The war in Iran has reignited a familiar concern for investors: the fragility of global energy supply. Sharp rises in oil and gas prices have unsettled markets, with the key question now being how persistently this feeds into inflation.

For Europe, there are parallels with 2022. Its reliance on imported energy, particularly from geopolitically sensitive regions, continues to expose it to external shocks. This time, the landscape is a little more resilient.

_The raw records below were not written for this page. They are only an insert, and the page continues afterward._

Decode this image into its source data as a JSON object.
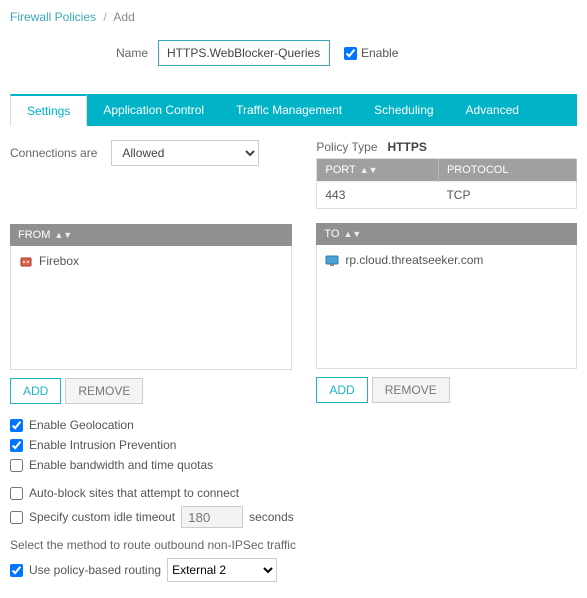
{
  "breadcrumb": {
    "parent": "Firewall Policies",
    "current": "Add"
  },
  "name": {
    "label": "Name",
    "value": "HTTPS.WebBlocker-Queries"
  },
  "enable": {
    "label": "Enable",
    "checked": true
  },
  "tabs": {
    "settings": "Settings",
    "app_control": "Application Control",
    "traffic_mgmt": "Traffic Management",
    "scheduling": "Scheduling",
    "advanced": "Advanced"
  },
  "connections": {
    "label": "Connections are",
    "selected": "Allowed"
  },
  "policy_type": {
    "label": "Policy Type",
    "value": "HTTPS"
  },
  "ports_table": {
    "headers": {
      "port": "PORT",
      "protocol": "PROTOCOL"
    },
    "rows": [
      {
        "port": "443",
        "protocol": "TCP"
      }
    ]
  },
  "from": {
    "header": "FROM",
    "items": [
      {
        "icon": "firebox",
        "label": "Firebox"
      }
    ]
  },
  "to": {
    "header": "TO",
    "items": [
      {
        "icon": "host",
        "label": "rp.cloud.threatseeker.com"
      }
    ]
  },
  "buttons": {
    "add": "ADD",
    "remove": "REMOVE"
  },
  "options": {
    "geo": {
      "label": "Enable Geolocation",
      "checked": true
    },
    "ips": {
      "label": "Enable Intrusion Prevention",
      "checked": true
    },
    "quota": {
      "label": "Enable bandwidth and time quotas",
      "checked": false
    },
    "autoblock": {
      "label": "Auto-block sites that attempt to connect",
      "checked": false
    },
    "idle": {
      "label": "Specify custom idle timeout",
      "checked": false,
      "value": "180",
      "suffix": "seconds"
    }
  },
  "routing": {
    "heading": "Select the method to route outbound non-IPSec traffic",
    "policy_based": {
      "label": "Use policy-based routing",
      "checked": true,
      "selected": "External 2"
    }
  }
}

Several structural shifts are helping to cushion the impact. Europe is no longer facing the same combination of pressures seen during the Ukraine invasion, such as constrained nuclear and hydro output or post-pandemic supply chain disruption. Increased LNG capacity, particularly from the US, is improving supply flexibility. At the same time, rapid expansion in renewable energy, now on track to account for around half of electricity generation by 2026, has meaningfully reduced dependence on imported fossil fuels.

For investors, this moment reinforces a deeper truth: energy security is investment critical. The recent shock has sharpened both political and market focus on reducing reliance on external supply, accelerating the case for a more diversified and resilient energy system.

This shift is already shaping capital flows. Renewable energy is increasingly seen not only as an environmental imperative, but as a strategic asset – central to national security, economic stability and long-term resilience.

This is a pivotal inflection point. One that broadens the appeal of renewables beyond impact and sustainability alone, strengthening their role within investment portfolios.